EY’s report highlights the mechanism. Rachel Gerring, EY Americas IPO leader, says investor sentiment in the near term is likely to be shaped by the outcome of several anticipated mega IPOs, with capital and attention expected to concentrate around those transactions. Her advice is operational, not philosophical: in this environment, issuers should remain flexible around timing to successfully access the market. That matters for boards because IPO timing is not just a calendar decision. It is a demand decision. If the market’s attention is concentrated, flexibility can be the difference between pricing power and a “wait for next window” situation.

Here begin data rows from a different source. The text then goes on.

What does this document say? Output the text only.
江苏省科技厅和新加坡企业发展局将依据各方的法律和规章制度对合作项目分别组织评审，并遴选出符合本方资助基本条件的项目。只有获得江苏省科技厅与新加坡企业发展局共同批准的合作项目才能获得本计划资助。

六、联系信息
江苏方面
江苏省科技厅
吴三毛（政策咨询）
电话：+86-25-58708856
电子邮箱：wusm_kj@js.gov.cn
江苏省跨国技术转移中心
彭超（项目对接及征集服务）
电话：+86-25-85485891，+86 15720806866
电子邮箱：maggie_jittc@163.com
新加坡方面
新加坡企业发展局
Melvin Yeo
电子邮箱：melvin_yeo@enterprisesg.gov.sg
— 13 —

The opportunity is not limited to tech-branded growth stories. Fortune ties the IPO resurgence to broader capital formation forces, including accelerating AI adoption across industrial markets, increased defense spending, and continued private capital funding category-leading companies at high valuations. A June 25 J.P. Morgan note adds investor logic to the mix: investors are increasingly willing to back growth tied to automation, software, and smart manufacturing, while preferring businesses with clearer earnings visibility and infrastructure-like cash flows.

That shift shows up in how foreign and niche-heavy deals are being treated. SK Hynix, a key Nvidia supplier, priced its American depositary receipts at $149 each on Thursday. The ADRs opened Friday at $170 on the Nasdaq. The company offered 177.9 million ADRs, raising about $26.5 billion, which would rank among the largest U.S. share sales by a foreign issuer. The second-order takeaway here is not just “foreign IPOs are hot.” It is that investors may be using IPO and share sales as a way to gain exposure to supply-chain and infrastructure plays tied to the AI stack, even when the headline AI brand is not the issuer.

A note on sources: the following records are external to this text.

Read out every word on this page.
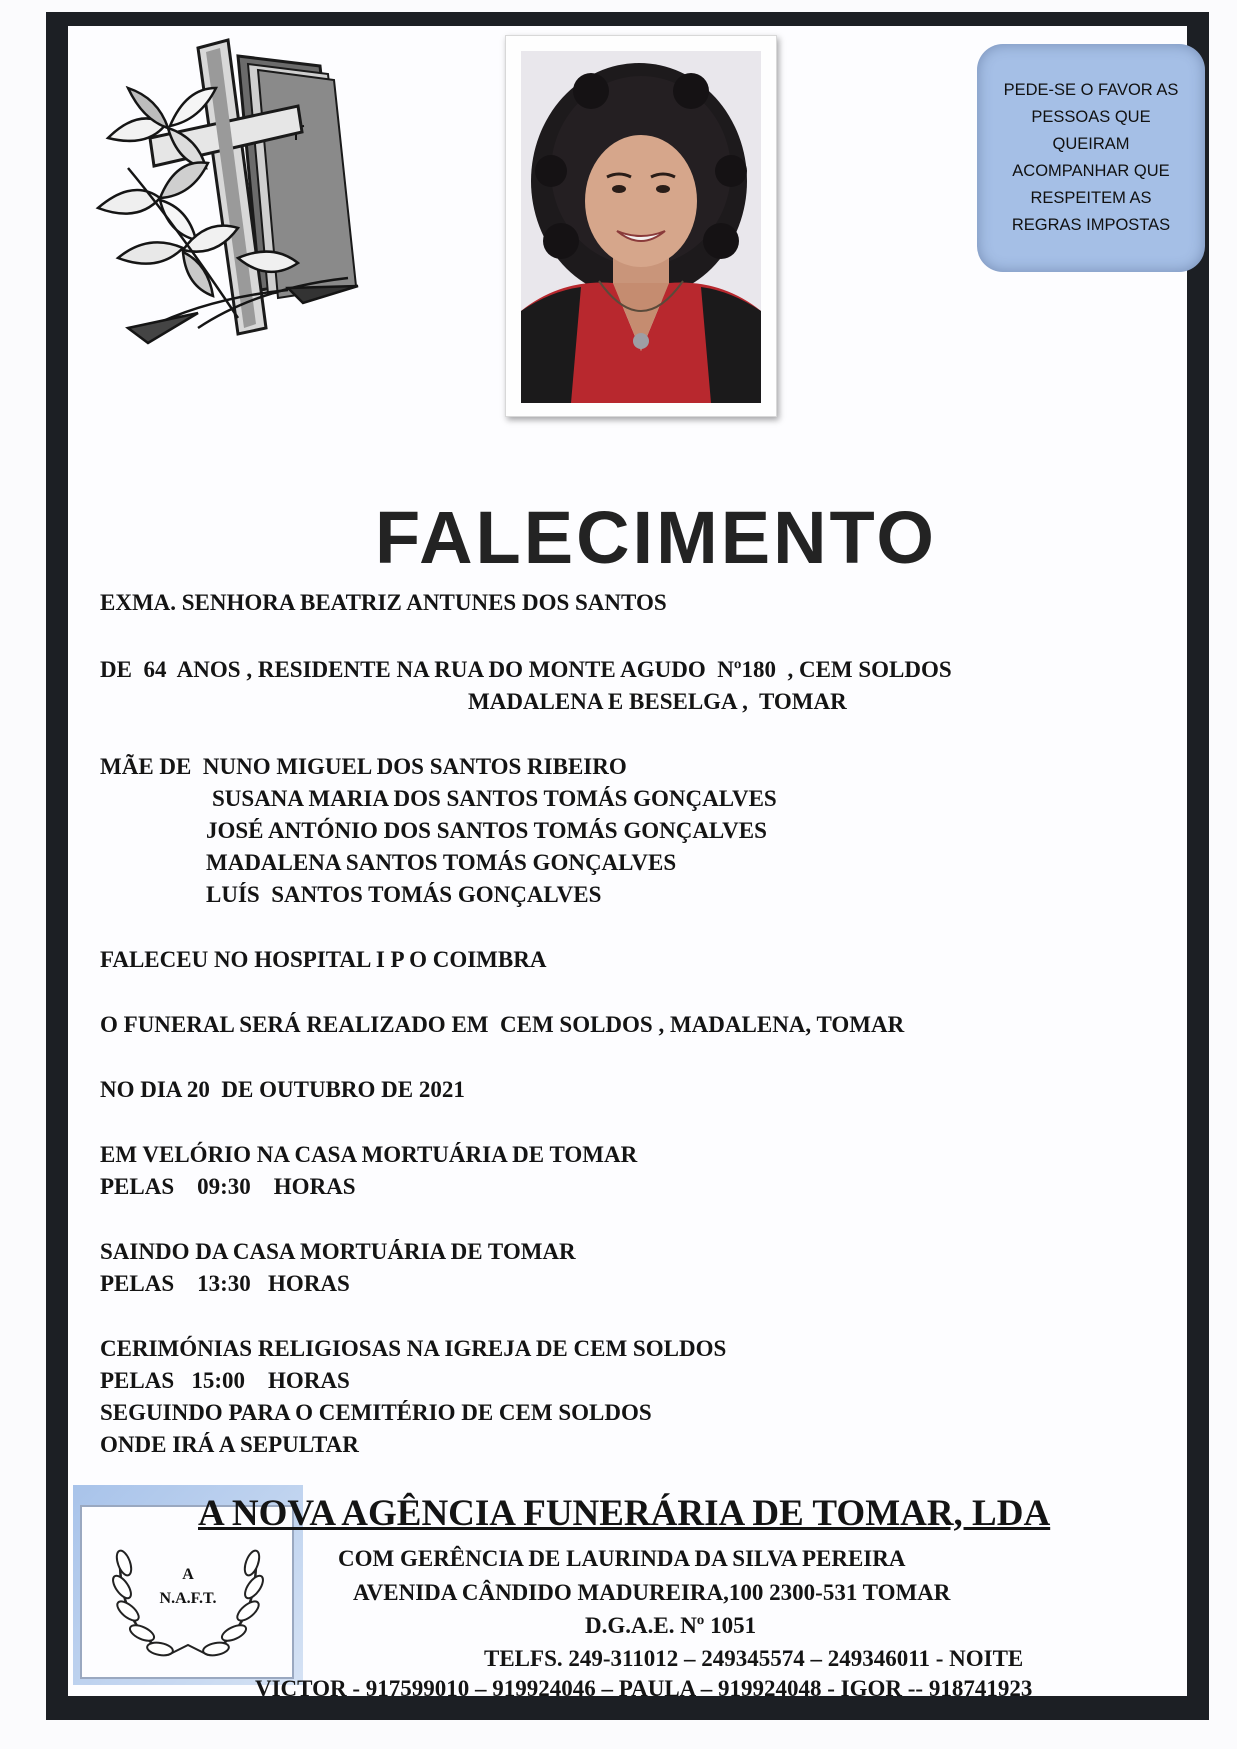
PEDE-SE O FAVOR AS
PESSOAS QUE
QUEIRAM
ACOMPANHAR QUE
RESPEITEM AS
REGRAS IMPOSTAS
FALECIMENTO
EXMA. SENHORA BEATRIZ ANTUNES DOS SANTOS
DE  64  ANOS , RESIDENTE NA RUA DO MONTE AGUDO  Nº180  , CEM SOLDOS
MADALENA E BESELGA ,  TOMAR
MÃE DE  NUNO MIGUEL DOS SANTOS RIBEIRO
SUSANA MARIA DOS SANTOS TOMÁS GONÇALVES
JOSÉ ANTÓNIO DOS SANTOS TOMÁS GONÇALVES
MADALENA SANTOS TOMÁS GONÇALVES
LUÍS  SANTOS TOMÁS GONÇALVES
FALECEU NO HOSPITAL I P O COIMBRA
O FUNERAL SERÁ REALIZADO EM  CEM SOLDOS , MADALENA, TOMAR
NO DIA 20  DE OUTUBRO DE 2021
EM VELÓRIO NA CASA MORTUÁRIA DE TOMAR
PELAS    09:30    HORAS
SAINDO DA CASA MORTUÁRIA DE TOMAR
PELAS    13:30   HORAS
CERIMÓNIAS RELIGIOSAS NA IGREJA DE CEM SOLDOS
PELAS   15:00    HORAS
SEGUINDO PARA O CEMITÉRIO DE CEM SOLDOS
ONDE IRÁ A SEPULTAR
A
N.A.F.T.
A NOVA AGÊNCIA FUNERÁRIA DE TOMAR, LDA
COM GERÊNCIA DE LAURINDA DA SILVA PEREIRA
AVENIDA CÂNDIDO MADUREIRA,100 2300-531 TOMAR
D.G.A.E. Nº 1051
TELFS. 249-311012 – 249345574 – 249346011 - NOITE
VICTOR - 917599010 – 919924046 – PAULA – 919924048 - IGOR -- 918741923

Meanwhile, the AI mega-deal narrative is still building, which is why diversification might not be immediate and could be conditional. Late 2026 is described as the target for marquee tech and AI IPOs such as Anthropic, which is reportedly eyeing a valuation of around $1 trillion after a recent funding round valued it at nearly $965 billion post-money. Crypto and fintech names are also in the viewed-as-candidates bucket, including Kraken, Blockchain.com, ConsenSys, and Dataiku. And OpenAI is in the regulatory pipeline: Fortune says it has confidentially filed IPO paperwork with the SEC, but has not set a listing date or final share price, and is reportedly considering a 2027 debut. That regulatory status is important because it can pull forward market expectations even when the listing is not imminent.

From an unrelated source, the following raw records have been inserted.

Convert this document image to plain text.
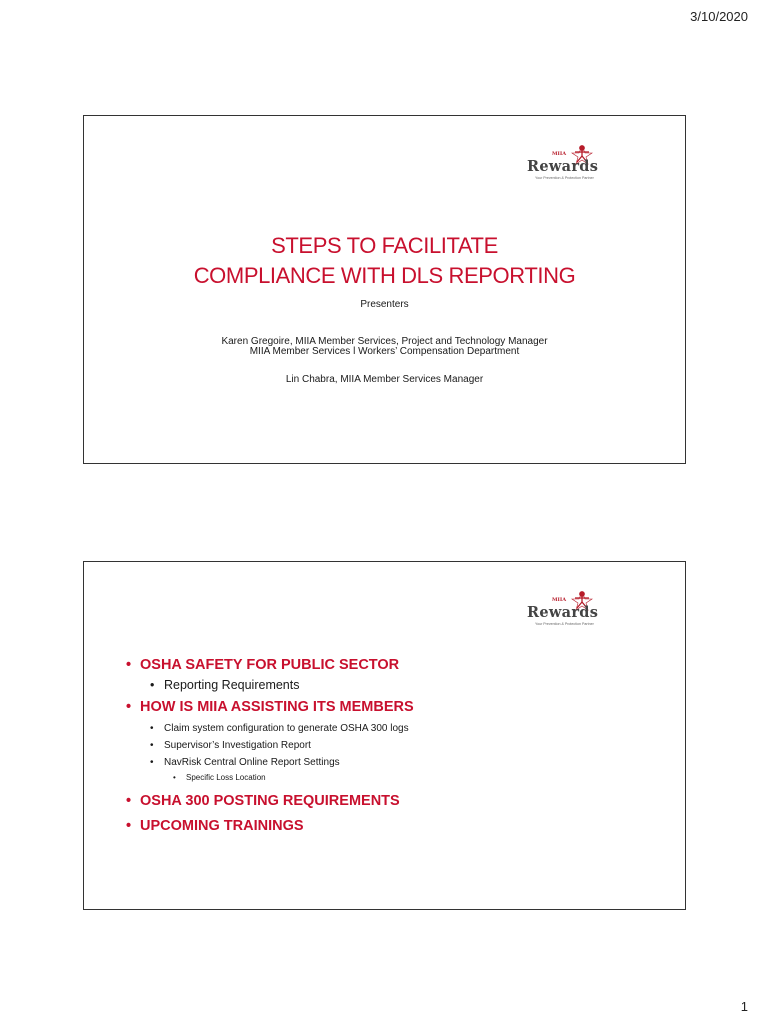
3/10/2020
MIIA
Rewards
Your Prevention & Protection Partner
STEPS TO FACILITATE
COMPLIANCE WITH DLS REPORTING
Presenters
Karen Gregoire, MIIA Member Services, Project and Technology Manager
MIIA Member Services l Workers’ Compensation Department
Lin Chabra, MIIA Member Services Manager
MIIA
Rewards
Your Prevention & Protection Partner
• OSHA SAFETY FOR PUBLIC SECTOR
• Reporting Requirements
• HOW IS MIIA ASSISTING ITS MEMBERS
• Claim system configuration to generate OSHA 300 logs
• Supervisor’s Investigation Report
• NavRisk Central Online Report Settings
• Specific Loss Location
• OSHA 300 POSTING REQUIREMENTS
• UPCOMING TRAININGS
1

So what does “broaden” mean in practice for the rest of 2026? Fortune’s framing is that the second half could rank among the strongest IPO periods on record if pipelines convert and conditions remain supportive, with investor interest spanning AI infrastructure and other strategic growth sectors. The test is whether momentum spreads into a more balanced calendar led by advanced manufacturing, defense, energy, and AI infrastructure, rather than staying stuck in a narrow lane of crowded mega-cap AI and chip trades.

For CEOs, CFOs, and boards, the strategic stake is straightforward: the market may be moving from “which story is hottest?” to “which story fits the next phase of cash flows?” If J.P. Morgan’s preference for clearer earnings visibility and infrastructure-like cash flows holds, then companies that can demonstrate durable monetization, not just category leadership, may find the broadening window pays off. And if EY is right that sentiment hinges on several anticipated mega IPO outcomes, timing and readiness become governance-level priorities, not just investment banking calendar work. In an IPO environment shaped by outsized references, the best move may be to be flexible enough to show up when the spotlight shifts.